Meshes of Voice comes out Aug 19 via SusannaSonata.
“Holy Holy,” Orenda Fink’s third song to drop from her forthcoming record Blue Dream, opens with a very classic-sounding guitar progression. Then you realize the almost spiderweb quality it has–spindly, dewy, and delicate. Fink’s vocals come in shortly and it’s all just pretty, blissful, and mournful. Fink wrote the song while grappling with the struggle of how we can love someone so deeply if the relationship ends in death. “Where does the love go?” she asks. The album was written after the death of her beloved dog. It all sounds very dour, but in this track (and the two others she’s dropped) there is also a sense of hopefulness, of yearning. Fink is looking for answers.
The song progresses quite nicely, with a beautiful chorus replete with a luminous harmony (which has always been one of Fink’s strong suits). In the first verse Fink sings, “We come into this world all alone/And we leave with not much more,” but by the chorus she seems to exalt her deceased love into the clouds above. A shimmering chime sounds out for emphasis, and then a keyboard gently glows, like the embers of a sinking fire. Fink has always been an astounding talent – her group Azure Ray’s debut remains one of my all-time favorite records – and her forthcoming record is bound to be one of aching loss, but also of a tender beauty, the kind that comes from having hope in times of darkness.
Blue Dream is out August 19 via Saddle Creek.
“Queen,” the lead single off Perfume Genius‘ forthcoming third LP Too Bright, is without a doubt singer-songwriter Mike Hadreas’ most extravagant song to date. This time around, he is forgoing the spartan piano arrangements we’ve found powerful in his prior releases in favor of bright synths, punchy drums, and comparatively pristine production. But the emotion that came with his sparse, reverb-y work of the past has not dissipated with this more ornate compositional palette. Hadreas’ vocals are assured, forceful; giving “Queen” the last of the makings for a great pop anthem. While I’ll admittedly miss the forlorn piano melodies should the album entirely go in this glitzier direction, this is a pretty interesting change of pace for Hadreas and a plenty evocative piece in its own right.
Too Bright is due out September 23 via Matador.
So much hype surrounding Half Japanese’s upcoming record Overjoyed – it’s their first full-length thing in 13 freaking years! It’s not so hard to see why all the excitement: the band’s DIY sound was groundbreaking throughout the 70s, 80s, and 90s and was influential to countless notable alt/indie rock artists, including Kurt Cobain and Daniel Johnston.
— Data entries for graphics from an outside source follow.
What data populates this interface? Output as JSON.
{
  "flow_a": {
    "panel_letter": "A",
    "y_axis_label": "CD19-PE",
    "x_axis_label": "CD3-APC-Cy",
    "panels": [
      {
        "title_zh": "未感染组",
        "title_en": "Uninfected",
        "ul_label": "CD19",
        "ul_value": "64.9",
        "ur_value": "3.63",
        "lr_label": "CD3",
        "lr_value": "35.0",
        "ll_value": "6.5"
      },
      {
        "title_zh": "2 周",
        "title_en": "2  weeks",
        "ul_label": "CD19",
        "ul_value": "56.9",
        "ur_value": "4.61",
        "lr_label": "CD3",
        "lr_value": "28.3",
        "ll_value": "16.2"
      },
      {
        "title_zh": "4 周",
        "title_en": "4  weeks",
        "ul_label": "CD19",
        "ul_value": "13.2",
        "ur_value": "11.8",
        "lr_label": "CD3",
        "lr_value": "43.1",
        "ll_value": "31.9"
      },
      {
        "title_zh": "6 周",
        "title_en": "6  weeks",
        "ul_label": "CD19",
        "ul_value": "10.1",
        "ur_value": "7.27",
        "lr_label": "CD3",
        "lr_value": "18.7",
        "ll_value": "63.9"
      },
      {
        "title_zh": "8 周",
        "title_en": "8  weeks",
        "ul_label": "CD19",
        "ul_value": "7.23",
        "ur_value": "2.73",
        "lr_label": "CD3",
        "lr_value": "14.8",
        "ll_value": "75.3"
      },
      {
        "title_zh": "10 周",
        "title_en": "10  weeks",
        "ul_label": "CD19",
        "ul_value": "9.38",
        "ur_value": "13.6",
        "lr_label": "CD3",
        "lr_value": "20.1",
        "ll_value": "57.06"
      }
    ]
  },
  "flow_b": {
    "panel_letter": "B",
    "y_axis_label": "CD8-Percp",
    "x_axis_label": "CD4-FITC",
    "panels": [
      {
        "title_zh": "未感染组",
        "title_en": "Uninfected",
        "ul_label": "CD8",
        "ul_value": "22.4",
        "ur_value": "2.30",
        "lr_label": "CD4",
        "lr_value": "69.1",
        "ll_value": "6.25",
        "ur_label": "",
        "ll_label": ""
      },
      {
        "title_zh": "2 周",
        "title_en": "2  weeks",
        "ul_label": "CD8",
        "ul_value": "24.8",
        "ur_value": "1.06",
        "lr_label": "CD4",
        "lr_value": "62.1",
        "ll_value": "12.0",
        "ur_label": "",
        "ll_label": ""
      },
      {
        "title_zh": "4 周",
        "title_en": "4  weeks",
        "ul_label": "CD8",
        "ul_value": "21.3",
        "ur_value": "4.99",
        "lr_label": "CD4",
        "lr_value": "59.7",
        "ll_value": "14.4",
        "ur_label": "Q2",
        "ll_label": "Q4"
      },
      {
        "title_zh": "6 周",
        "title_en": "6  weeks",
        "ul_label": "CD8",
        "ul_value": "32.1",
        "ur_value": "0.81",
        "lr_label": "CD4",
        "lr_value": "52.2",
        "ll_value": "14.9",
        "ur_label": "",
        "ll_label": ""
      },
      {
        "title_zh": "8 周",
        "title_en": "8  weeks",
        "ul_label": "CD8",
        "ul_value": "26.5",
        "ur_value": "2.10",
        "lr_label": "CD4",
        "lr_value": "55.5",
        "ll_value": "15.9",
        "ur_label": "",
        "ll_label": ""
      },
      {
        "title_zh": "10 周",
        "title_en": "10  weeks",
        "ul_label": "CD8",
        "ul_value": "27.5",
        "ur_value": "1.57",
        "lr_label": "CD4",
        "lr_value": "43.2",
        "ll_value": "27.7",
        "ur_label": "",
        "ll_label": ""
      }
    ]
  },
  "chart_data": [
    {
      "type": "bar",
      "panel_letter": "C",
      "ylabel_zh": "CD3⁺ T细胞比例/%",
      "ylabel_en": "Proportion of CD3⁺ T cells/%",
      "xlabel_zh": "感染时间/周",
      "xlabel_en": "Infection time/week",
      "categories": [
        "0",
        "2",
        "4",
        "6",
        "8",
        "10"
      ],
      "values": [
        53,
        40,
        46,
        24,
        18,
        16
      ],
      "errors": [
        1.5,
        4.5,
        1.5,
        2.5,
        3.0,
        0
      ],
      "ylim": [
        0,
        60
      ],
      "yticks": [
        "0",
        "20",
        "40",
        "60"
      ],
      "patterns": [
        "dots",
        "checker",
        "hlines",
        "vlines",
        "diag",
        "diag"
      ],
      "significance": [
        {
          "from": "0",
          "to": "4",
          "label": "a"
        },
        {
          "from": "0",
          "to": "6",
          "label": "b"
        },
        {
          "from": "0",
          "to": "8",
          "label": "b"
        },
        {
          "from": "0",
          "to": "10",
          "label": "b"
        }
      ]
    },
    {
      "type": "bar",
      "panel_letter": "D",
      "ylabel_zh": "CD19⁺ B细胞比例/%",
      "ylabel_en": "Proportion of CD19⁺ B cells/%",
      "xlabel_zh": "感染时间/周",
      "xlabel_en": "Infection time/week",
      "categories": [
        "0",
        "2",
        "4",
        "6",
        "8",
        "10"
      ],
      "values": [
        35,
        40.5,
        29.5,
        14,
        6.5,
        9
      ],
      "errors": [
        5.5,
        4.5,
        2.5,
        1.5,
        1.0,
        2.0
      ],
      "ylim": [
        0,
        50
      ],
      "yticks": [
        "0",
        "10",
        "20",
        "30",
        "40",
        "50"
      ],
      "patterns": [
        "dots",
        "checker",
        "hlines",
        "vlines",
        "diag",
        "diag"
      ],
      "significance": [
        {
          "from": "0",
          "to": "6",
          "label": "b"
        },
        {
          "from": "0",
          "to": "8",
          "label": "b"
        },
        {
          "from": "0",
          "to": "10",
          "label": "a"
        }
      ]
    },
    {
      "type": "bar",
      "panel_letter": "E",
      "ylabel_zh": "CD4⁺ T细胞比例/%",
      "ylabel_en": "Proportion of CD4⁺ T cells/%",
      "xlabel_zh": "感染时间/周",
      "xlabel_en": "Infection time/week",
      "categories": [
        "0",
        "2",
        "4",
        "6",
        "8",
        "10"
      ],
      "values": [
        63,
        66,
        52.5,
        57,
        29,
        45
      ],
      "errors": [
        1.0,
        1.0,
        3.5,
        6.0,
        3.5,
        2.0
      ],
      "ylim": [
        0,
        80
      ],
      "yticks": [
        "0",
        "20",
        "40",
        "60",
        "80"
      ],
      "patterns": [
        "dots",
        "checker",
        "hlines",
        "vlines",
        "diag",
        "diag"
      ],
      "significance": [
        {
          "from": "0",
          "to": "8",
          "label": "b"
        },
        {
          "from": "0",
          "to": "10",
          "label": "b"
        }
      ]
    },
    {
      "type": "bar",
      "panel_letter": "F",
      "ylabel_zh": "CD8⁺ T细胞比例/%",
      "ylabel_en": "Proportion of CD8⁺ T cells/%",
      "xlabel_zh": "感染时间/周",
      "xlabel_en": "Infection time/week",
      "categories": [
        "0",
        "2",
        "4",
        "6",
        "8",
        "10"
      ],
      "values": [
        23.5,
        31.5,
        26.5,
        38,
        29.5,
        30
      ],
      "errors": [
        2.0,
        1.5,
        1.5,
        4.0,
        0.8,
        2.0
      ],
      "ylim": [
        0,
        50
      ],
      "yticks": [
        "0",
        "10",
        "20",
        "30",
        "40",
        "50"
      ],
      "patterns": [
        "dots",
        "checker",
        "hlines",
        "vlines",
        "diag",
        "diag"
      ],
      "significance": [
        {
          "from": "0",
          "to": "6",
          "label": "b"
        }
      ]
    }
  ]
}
Now it’s 2014, and with lo-fi music so readily accessible with the web, I can’t really imagine this new single “In Its Pull” being mind-blowing for most listeners. That being said, Jad Fair still knows how to write the hell out of a song, so this is a pretty killer track all the same. It sounds in-the-moment like the group’s best work and I dig the raw production Deerhoof’s John Dieterich brings to the table. Thankfully, it looks as though Overjoyed will be a plenty enjoyable comeback that will be just offbeat enough. We know too well that sometimes even that is too much to ask for…
Overjoyed is due out September 2 via Joyful Noise Recordings.